Wednesday, May 25, 2005

What the...

I hate to say it, but I did it again. At least any other time I did it, I did it at home. The first couple of times it happened, I thought I was finding a puddle on the floor after a young neighbor was in there. After a couple more times, I concluded it was me making the mess.

This time it happened at the center where I volunteer. ! What to do? What to do? I debated running home and changing - because I not only got the toilet and floor, but my pants as well!, but wasn't sure how to explain my sudden departure.

I decided it wasn't that much longer before it would be time for me to leave, so I just sucked it up and wore the pants. Only the top, rear of my waistband was wet, so I just made sure my shirt was always covering it. I had to sit forward in my car driving home so as not to touch my wet pants to myself, or my car. Luckily it's only 2 miles.

I'm so gross, can you believe I snagged me a husband?

Monday, May 16, 2005


I thought for sure I was going to have a hugely swollen jaw by now. I'm glad to say I don't. Earlier today I opened my car door and used the trunk release to open my trunk. I closed the door before I was actually out of the way. The door slammed into my jaw. Ouch!
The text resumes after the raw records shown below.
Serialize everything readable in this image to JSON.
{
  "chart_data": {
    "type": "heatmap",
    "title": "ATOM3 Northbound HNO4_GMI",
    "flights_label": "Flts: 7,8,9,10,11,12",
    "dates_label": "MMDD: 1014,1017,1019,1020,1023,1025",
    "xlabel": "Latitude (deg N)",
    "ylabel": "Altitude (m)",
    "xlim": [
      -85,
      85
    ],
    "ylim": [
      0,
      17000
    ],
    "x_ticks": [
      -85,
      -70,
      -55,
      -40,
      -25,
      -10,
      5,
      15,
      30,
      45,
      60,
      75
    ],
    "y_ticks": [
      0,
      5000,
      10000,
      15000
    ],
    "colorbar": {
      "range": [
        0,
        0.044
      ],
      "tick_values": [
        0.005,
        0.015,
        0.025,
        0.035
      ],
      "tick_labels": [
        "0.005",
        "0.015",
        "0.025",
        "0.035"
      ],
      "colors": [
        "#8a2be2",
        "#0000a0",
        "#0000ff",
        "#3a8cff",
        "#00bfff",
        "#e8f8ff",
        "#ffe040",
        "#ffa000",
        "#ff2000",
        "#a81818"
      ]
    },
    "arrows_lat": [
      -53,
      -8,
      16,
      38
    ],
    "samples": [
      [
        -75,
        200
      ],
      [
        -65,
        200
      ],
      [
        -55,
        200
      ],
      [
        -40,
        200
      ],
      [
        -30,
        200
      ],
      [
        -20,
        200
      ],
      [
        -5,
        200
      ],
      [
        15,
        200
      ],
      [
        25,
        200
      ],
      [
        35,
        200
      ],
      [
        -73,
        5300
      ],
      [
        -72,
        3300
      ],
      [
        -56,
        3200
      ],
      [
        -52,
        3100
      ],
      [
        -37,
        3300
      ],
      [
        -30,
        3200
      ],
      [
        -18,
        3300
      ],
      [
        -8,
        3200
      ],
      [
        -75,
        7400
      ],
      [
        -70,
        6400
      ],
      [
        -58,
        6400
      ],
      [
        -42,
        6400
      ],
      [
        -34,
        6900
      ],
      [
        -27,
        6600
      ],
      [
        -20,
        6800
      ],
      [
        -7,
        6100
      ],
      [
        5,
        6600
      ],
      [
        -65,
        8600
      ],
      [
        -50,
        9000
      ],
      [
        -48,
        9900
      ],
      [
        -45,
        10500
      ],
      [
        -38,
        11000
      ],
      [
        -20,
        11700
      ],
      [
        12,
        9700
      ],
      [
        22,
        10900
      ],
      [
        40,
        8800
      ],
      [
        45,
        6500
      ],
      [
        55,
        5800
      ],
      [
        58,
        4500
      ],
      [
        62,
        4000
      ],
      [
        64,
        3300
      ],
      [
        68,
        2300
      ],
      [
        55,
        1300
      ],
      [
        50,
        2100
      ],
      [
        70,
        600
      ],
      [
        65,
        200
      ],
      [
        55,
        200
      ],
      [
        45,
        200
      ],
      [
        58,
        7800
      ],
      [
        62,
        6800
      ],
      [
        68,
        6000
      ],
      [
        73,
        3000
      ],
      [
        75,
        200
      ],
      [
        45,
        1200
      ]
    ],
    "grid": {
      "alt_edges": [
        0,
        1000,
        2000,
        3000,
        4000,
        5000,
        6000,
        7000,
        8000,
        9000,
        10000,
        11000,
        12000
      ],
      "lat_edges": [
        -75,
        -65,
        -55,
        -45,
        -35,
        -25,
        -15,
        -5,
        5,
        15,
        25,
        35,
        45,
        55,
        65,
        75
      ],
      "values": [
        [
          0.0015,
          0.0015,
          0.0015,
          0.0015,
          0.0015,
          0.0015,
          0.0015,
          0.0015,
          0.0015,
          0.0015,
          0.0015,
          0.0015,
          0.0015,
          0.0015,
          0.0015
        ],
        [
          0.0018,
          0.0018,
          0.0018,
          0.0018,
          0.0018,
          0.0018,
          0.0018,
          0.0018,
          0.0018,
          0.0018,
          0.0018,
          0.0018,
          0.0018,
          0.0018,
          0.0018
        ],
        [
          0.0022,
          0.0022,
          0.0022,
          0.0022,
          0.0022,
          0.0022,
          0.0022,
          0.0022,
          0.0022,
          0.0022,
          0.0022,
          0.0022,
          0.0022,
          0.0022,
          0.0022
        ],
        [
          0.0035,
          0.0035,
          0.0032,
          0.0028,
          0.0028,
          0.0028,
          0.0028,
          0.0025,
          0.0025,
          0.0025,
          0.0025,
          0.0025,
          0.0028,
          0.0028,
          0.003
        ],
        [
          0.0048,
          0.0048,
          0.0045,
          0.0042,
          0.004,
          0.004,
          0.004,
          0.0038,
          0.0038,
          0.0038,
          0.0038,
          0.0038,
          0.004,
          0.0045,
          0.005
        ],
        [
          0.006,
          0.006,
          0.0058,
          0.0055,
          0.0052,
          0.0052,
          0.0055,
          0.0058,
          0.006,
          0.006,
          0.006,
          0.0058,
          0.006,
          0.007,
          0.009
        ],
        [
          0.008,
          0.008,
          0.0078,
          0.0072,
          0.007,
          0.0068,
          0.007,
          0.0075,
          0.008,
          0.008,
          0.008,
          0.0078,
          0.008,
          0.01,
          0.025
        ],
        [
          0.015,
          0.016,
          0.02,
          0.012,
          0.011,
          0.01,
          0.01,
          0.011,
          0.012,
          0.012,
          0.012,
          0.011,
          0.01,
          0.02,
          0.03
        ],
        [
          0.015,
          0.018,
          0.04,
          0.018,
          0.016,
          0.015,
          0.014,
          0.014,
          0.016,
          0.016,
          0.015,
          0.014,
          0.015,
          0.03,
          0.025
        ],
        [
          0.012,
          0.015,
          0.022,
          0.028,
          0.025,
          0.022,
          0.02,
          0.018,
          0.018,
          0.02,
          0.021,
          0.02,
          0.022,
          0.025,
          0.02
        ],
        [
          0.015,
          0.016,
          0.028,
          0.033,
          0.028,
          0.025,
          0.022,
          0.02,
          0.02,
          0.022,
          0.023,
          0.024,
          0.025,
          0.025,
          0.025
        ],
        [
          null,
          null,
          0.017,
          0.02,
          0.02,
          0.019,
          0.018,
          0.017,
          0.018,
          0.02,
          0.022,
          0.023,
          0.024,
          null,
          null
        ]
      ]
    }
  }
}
You'd think I would've learned all the other times that I've closed the door on my finger or my shoulder (many, many times) that I would slow down and make sure my body was out of the door-closing area before I pushed the door. No.

My jaw didn't swell up like I thought it would. It doesn't even feel tender where I got hit. Hopefully there won't be any mark later. I hope I don't wake up tomorrow and have a big bruise there. Although, it'd match nicely the huge, blistering cold sore I have inside my nostil. It looks like a gigantic booger. Wouldn't you like to walk around in public with my face?